Wildermuth siegt im ersten Durchgang

38 von anwesenden 48 RundfunkrätInnen gaben ihr die Stimme – direkt im ersten Wahlgang. Ihre Gegenkandidaten waren Albrecht Frenzel, der Verwaltungsdirektor des Bayerischen Rundfunks, und Christian Vogg, Bereichsleiter "Dokumentation und Archive" beim Schweizer Radio und Fernsehen – sie hatten das Nachsehen.

Rundfunkratsvorsitzender Lorenz Wolf beschreibt die Wahl dennoch als nicht einfach:

"Wir haben sehr gute Kandidaten gehabt, so dass es eine Wahl war zwischen guten Persönlichkeiten.

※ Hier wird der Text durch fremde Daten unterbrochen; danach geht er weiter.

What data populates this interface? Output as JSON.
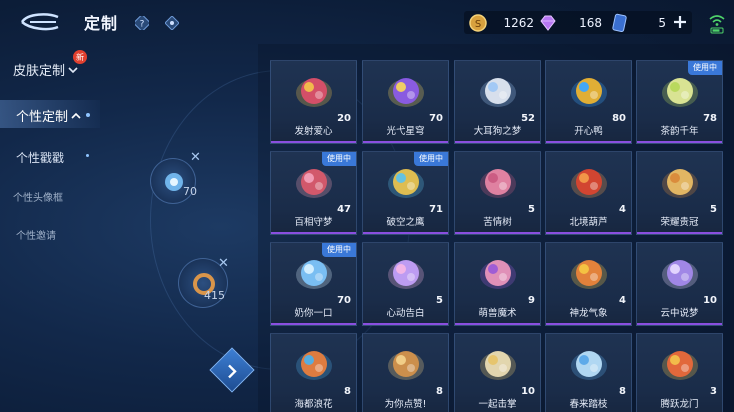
{
  "header": {
    "title": "定制"
  },
  "currencies": {
    "gold": "1262",
    "gems": "168",
    "tickets": "5"
  },
  "nav": {
    "skin_custom": "皮肤定制",
    "new_badge": "新",
    "personal_custom": "个性定制",
    "personal_stamp": "个性戳戳",
    "avatar_frame": "个性头像框",
    "invite": "个性邀请"
  },
  "floating": {
    "item1_count": "70",
    "item2_count": "415"
  },
  "colors": {
    "accent_purple": "#8a4fe0",
    "badge_blue": "#3a78d8",
    "new_red": "#e0402f"
  },
  "in_use_label": "使用中",
  "items": [
    {
      "name": "发射爱心",
      "count": "20",
      "in_use": false,
      "icon": "heart-launcher-icon",
      "c1": "#e24f6b",
      "c2": "#f2c14b"
    },
    {
      "name": "光弋星穹",
      "count": "70",
      "in_use": false,
      "icon": "starry-crown-icon",
      "c1": "#8f5bf0",
      "c2": "#f4d35e"
    },
    {
      "name": "大耳狗之梦",
      "count": "52",
      "in_use": false,
      "icon": "cinnamoroll-icon",
      "c1": "#e8eef8",
      "c2": "#9fc7f5"
    },
    {
      "name": "开心鸭",
      "count": "80",
      "in_use": false,
      "icon": "happy-duck-icon",
      "c1": "#f5b82e",
      "c2": "#3aa7ff"
    },
    {
      "name": "茶韵千年",
      "count": "78",
      "in_use": true,
      "icon": "tea-flower-icon",
      "c1": "#e9f29a",
      "c2": "#b7d85a"
    },
    {
      "name": "百相守梦",
      "count": "47",
      "in_use": true,
      "icon": "dream-chest-icon",
      "c1": "#e05a6b",
      "c2": "#f2a0b8"
    },
    {
      "name": "破空之鹰",
      "count": "71",
      "in_use": true,
      "icon": "sky-eagle-icon",
      "c1": "#f2c94c",
      "c2": "#5fc2e8"
    },
    {
      "name": "苦情树",
      "count": "5",
      "in_use": false,
      "icon": "bitter-tree-icon",
      "c1": "#f08aa8",
      "c2": "#c95a82"
    },
    {
      "name": "北境葫芦",
      "count": "4",
      "in_use": false,
      "icon": "gourd-icon",
      "c1": "#e0452f",
      "c2": "#f29a4a"
    },
    {
      "name": "荣耀贵冠",
      "count": "5",
      "in_use": false,
      "icon": "glory-crown-icon",
      "c1": "#f2c266",
      "c2": "#d98a3a"
    },
    {
      "name": "奶你一口",
      "count": "70",
      "in_use": true,
      "icon": "ice-crystal-icon",
      "c1": "#7ec8ff",
      "c2": "#d7f0ff"
    },
    {
      "name": "心动告白",
      "count": "5",
      "in_use": false,
      "icon": "crystal-heart-icon",
      "c1": "#c9a4ff",
      "c2": "#f4b6e6"
    },
    {
      "name": "萌兽魔术",
      "count": "9",
      "in_use": false,
      "icon": "magic-bunny-icon",
      "c1": "#f29ac0",
      "c2": "#9b5bd6"
    },
    {
      "name": "神龙气象",
      "count": "4",
      "in_use": false,
      "icon": "dragon-flame-icon",
      "c1": "#f2863a",
      "c2": "#f4c542"
    },
    {
      "name": "云中说梦",
      "count": "10",
      "in_use": false,
      "icon": "cloud-dream-icon",
      "c1": "#a88cf2",
      "c2": "#e6d8ff"
    },
    {
      "name": "海都浪花",
      "count": "8",
      "in_use": false,
      "icon": "starfish-icon",
      "c1": "#f2813a",
      "c2": "#4fb0e8"
    },
    {
      "name": "为你点赞!",
      "count": "8",
      "in_use": false,
      "icon": "bell-icon",
      "c1": "#d9954a",
      "c2": "#f2d18a"
    },
    {
      "name": "一起击掌",
      "count": "10",
      "in_use": false,
      "icon": "high-five-icon",
      "c1": "#f2e3b8",
      "c2": "#e6c46a"
    },
    {
      "name": "春来踏枝",
      "count": "8",
      "in_use": false,
      "icon": "swallow-icon",
      "c1": "#bfe6ff",
      "c2": "#5aa8e8"
    },
    {
      "name": "腾跃龙门",
      "count": "3",
      "in_use": false,
      "icon": "koi-icon",
      "c1": "#f26a3a",
      "c2": "#f2c14b"
    }
  ]
}
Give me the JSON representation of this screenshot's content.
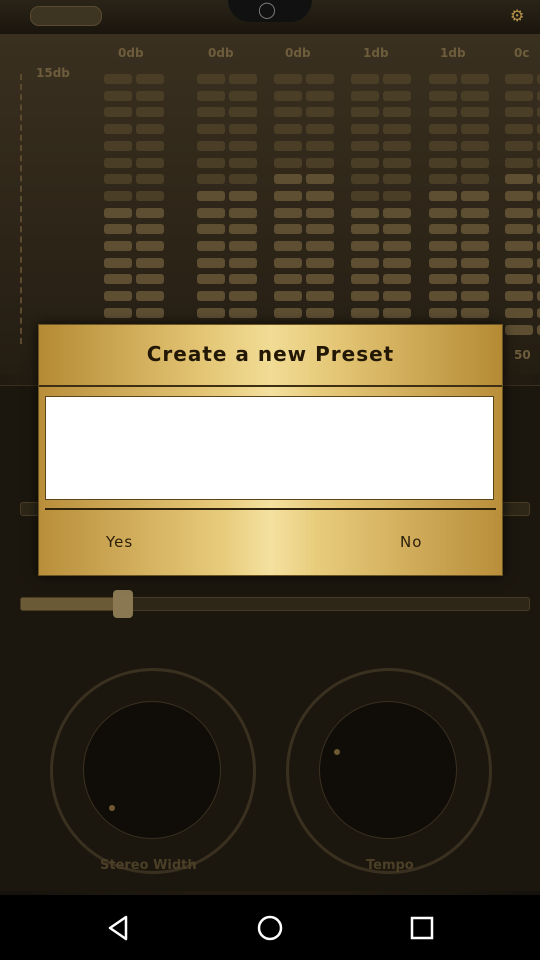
{
  "dialog": {
    "title": "Create a new Preset",
    "input_value": "",
    "yes_label": "Yes",
    "no_label": "No"
  },
  "background": {
    "eq_band_labels": [
      "0db",
      "0db",
      "0db",
      "1db",
      "1db",
      "0c"
    ],
    "scale_label": "15db",
    "right_label": "50",
    "knob_labels": [
      "Stereo Width",
      "Tempo"
    ]
  },
  "navbar": {
    "back": "back-icon",
    "home": "home-icon",
    "recents": "recents-icon"
  },
  "colors": {
    "dialog_gold": "#e3c574",
    "dialog_text": "#231806",
    "navbar_bg": "#000000"
  }
}
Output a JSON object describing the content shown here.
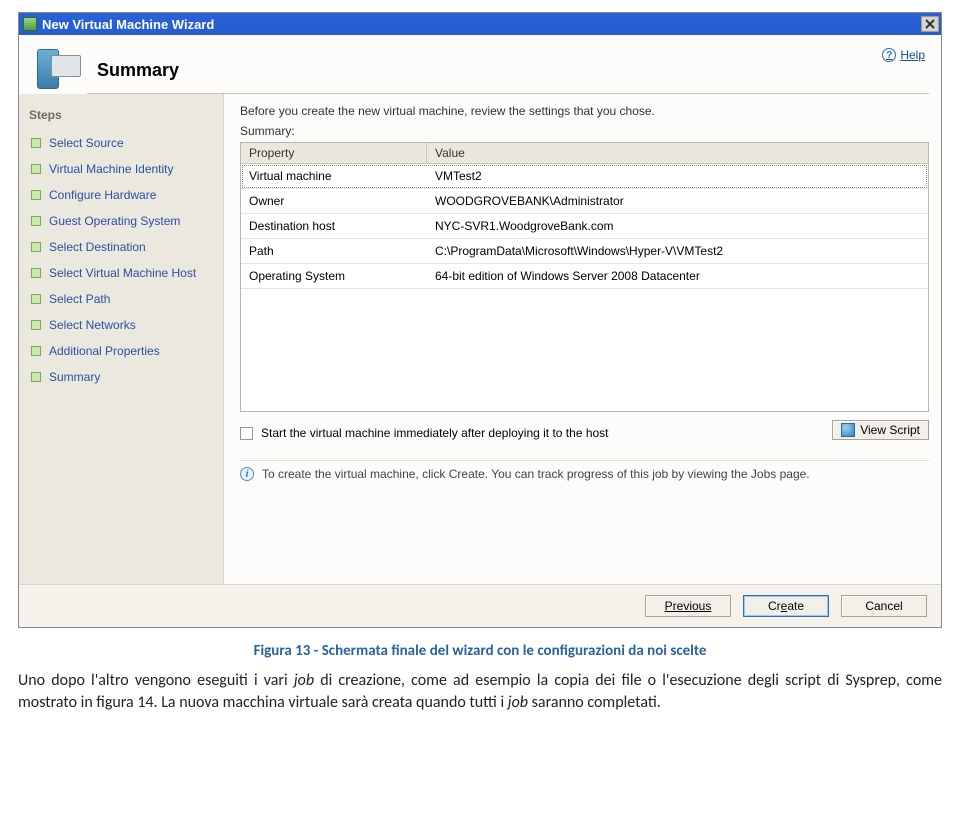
{
  "window": {
    "title": "New Virtual Machine Wizard",
    "help_label": "Help",
    "wizard_title": "Summary"
  },
  "sidebar": {
    "heading": "Steps",
    "items": [
      {
        "label": "Select Source"
      },
      {
        "label": "Virtual Machine Identity"
      },
      {
        "label": "Configure Hardware"
      },
      {
        "label": "Guest Operating System"
      },
      {
        "label": "Select Destination"
      },
      {
        "label": "Select Virtual Machine Host"
      },
      {
        "label": "Select Path"
      },
      {
        "label": "Select Networks"
      },
      {
        "label": "Additional Properties"
      },
      {
        "label": "Summary"
      }
    ]
  },
  "main": {
    "intro": "Before you create the new virtual machine, review the settings that you chose.",
    "summary_label": "Summary:",
    "columns": {
      "property": "Property",
      "value": "Value"
    },
    "rows": [
      {
        "property": "Virtual machine",
        "value": "VMTest2"
      },
      {
        "property": "Owner",
        "value": "WOODGROVEBANK\\Administrator"
      },
      {
        "property": "Destination host",
        "value": "NYC-SVR1.WoodgroveBank.com"
      },
      {
        "property": "Path",
        "value": "C:\\ProgramData\\Microsoft\\Windows\\Hyper-V\\VMTest2"
      },
      {
        "property": "Operating System",
        "value": "64-bit edition of Windows Server 2008 Datacenter"
      }
    ],
    "checkbox_label": "Start the virtual machine immediately after deploying it to the host",
    "view_script_label": "View Script",
    "info_text": "To create the virtual machine, click Create.  You can track progress of this job by viewing the Jobs page."
  },
  "buttons": {
    "previous": "Previous",
    "create_pre": "Cr",
    "create_u": "e",
    "create_post": "ate",
    "cancel": "Cancel"
  },
  "caption": "Figura 13 - Schermata finale del wizard con le configurazioni da noi scelte",
  "paragraph_pre": "Uno dopo l'altro vengono eseguiti i vari ",
  "paragraph_em1": "job",
  "paragraph_mid": " di creazione, come ad esempio la copia dei file o l'esecuzione degli script di Sysprep, come mostrato in figura 14. La nuova macchina virtuale sarà creata quando tutti i ",
  "paragraph_em2": "job",
  "paragraph_post": " saranno completati."
}
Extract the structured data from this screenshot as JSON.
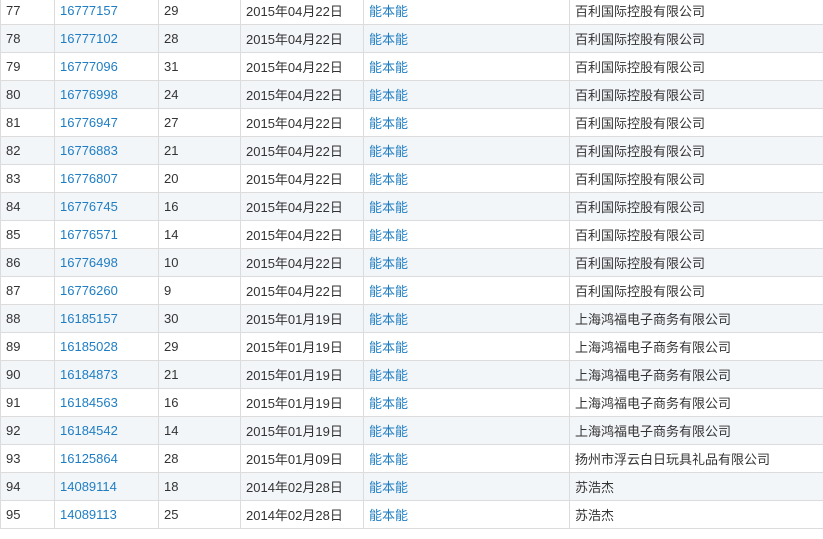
{
  "records": [
    {
      "index": "77",
      "reg_no": "16777157",
      "class": "29",
      "date": "2015年04月22日",
      "name": "能本能",
      "applicant": "百利国际控股有限公司"
    },
    {
      "index": "78",
      "reg_no": "16777102",
      "class": "28",
      "date": "2015年04月22日",
      "name": "能本能",
      "applicant": "百利国际控股有限公司"
    },
    {
      "index": "79",
      "reg_no": "16777096",
      "class": "31",
      "date": "2015年04月22日",
      "name": "能本能",
      "applicant": "百利国际控股有限公司"
    },
    {
      "index": "80",
      "reg_no": "16776998",
      "class": "24",
      "date": "2015年04月22日",
      "name": "能本能",
      "applicant": "百利国际控股有限公司"
    },
    {
      "index": "81",
      "reg_no": "16776947",
      "class": "27",
      "date": "2015年04月22日",
      "name": "能本能",
      "applicant": "百利国际控股有限公司"
    },
    {
      "index": "82",
      "reg_no": "16776883",
      "class": "21",
      "date": "2015年04月22日",
      "name": "能本能",
      "applicant": "百利国际控股有限公司"
    },
    {
      "index": "83",
      "reg_no": "16776807",
      "class": "20",
      "date": "2015年04月22日",
      "name": "能本能",
      "applicant": "百利国际控股有限公司"
    },
    {
      "index": "84",
      "reg_no": "16776745",
      "class": "16",
      "date": "2015年04月22日",
      "name": "能本能",
      "applicant": "百利国际控股有限公司"
    },
    {
      "index": "85",
      "reg_no": "16776571",
      "class": "14",
      "date": "2015年04月22日",
      "name": "能本能",
      "applicant": "百利国际控股有限公司"
    },
    {
      "index": "86",
      "reg_no": "16776498",
      "class": "10",
      "date": "2015年04月22日",
      "name": "能本能",
      "applicant": "百利国际控股有限公司"
    },
    {
      "index": "87",
      "reg_no": "16776260",
      "class": "9",
      "date": "2015年04月22日",
      "name": "能本能",
      "applicant": "百利国际控股有限公司"
    },
    {
      "index": "88",
      "reg_no": "16185157",
      "class": "30",
      "date": "2015年01月19日",
      "name": "能本能",
      "applicant": "上海鸿福电子商务有限公司"
    },
    {
      "index": "89",
      "reg_no": "16185028",
      "class": "29",
      "date": "2015年01月19日",
      "name": "能本能",
      "applicant": "上海鸿福电子商务有限公司"
    },
    {
      "index": "90",
      "reg_no": "16184873",
      "class": "21",
      "date": "2015年01月19日",
      "name": "能本能",
      "applicant": "上海鸿福电子商务有限公司"
    },
    {
      "index": "91",
      "reg_no": "16184563",
      "class": "16",
      "date": "2015年01月19日",
      "name": "能本能",
      "applicant": "上海鸿福电子商务有限公司"
    },
    {
      "index": "92",
      "reg_no": "16184542",
      "class": "14",
      "date": "2015年01月19日",
      "name": "能本能",
      "applicant": "上海鸿福电子商务有限公司"
    },
    {
      "index": "93",
      "reg_no": "16125864",
      "class": "28",
      "date": "2015年01月09日",
      "name": "能本能",
      "applicant": "扬州市浮云白日玩具礼品有限公司"
    },
    {
      "index": "94",
      "reg_no": "14089114",
      "class": "18",
      "date": "2014年02月28日",
      "name": "能本能",
      "applicant": "苏浩杰"
    },
    {
      "index": "95",
      "reg_no": "14089113",
      "class": "25",
      "date": "2014年02月28日",
      "name": "能本能",
      "applicant": "苏浩杰"
    }
  ]
}
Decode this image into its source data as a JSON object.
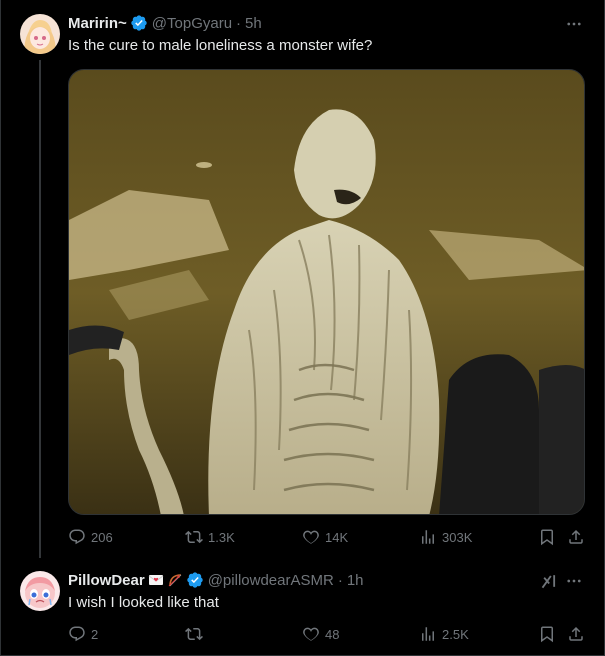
{
  "post": {
    "author_name": "Maririn~",
    "handle": "@TopGyaru",
    "separator": "·",
    "time": "5h",
    "text": "Is the cure to male loneliness a monster wife?",
    "stats": {
      "replies": "206",
      "reposts": "1.3K",
      "likes": "14K",
      "views": "303K"
    }
  },
  "reply": {
    "author_name": "PillowDear",
    "handle": "@pillowdearASMR",
    "separator": "·",
    "time": "1h",
    "text": "I wish I looked like that",
    "stats": {
      "replies": "2",
      "reposts": "",
      "likes": "48",
      "views": "2.5K"
    }
  },
  "icons": {
    "verified": "verified-badge-icon",
    "more": "more-dots-icon",
    "reply": "reply-bubble-icon",
    "repost": "repost-arrows-icon",
    "like": "heart-icon",
    "views": "views-bars-icon",
    "bookmark": "bookmark-icon",
    "share": "share-icon",
    "grok": "grok-icon",
    "name_emojis": [
      "love-letter-emoji",
      "bow-and-arrow-emoji"
    ]
  },
  "colors": {
    "background": "#000000",
    "text_primary": "#e7e9ea",
    "text_secondary": "#71767b",
    "verified_blue": "#1d9bf0",
    "divider": "#2f3336"
  }
}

Ihre Präsentation war offensichtlich auch so überzeugend und gut, dass dieses hohe Wahlergebnis zustande gekommen ist." Lorenz Wolf, Vorsitzender des Rundfunkrats

Wildermuth: Rückkehr nach München ist große Freude

Die 55-jährige Katja Wildermuth kehrt für ihr neues Amt nach München zurück, wo sie studiert hat: Deutsch, Geschichte und Sozialkunde für das Lehramt Gymnasium. Während ihrer Promotion in Alter Geschichte, war sie als Dozentin an der LMU tätig. Aufgewachsen ist sie unweit von München, im oberbayerischen Anzing. Für sie ist die Rückkehr eine große Freude.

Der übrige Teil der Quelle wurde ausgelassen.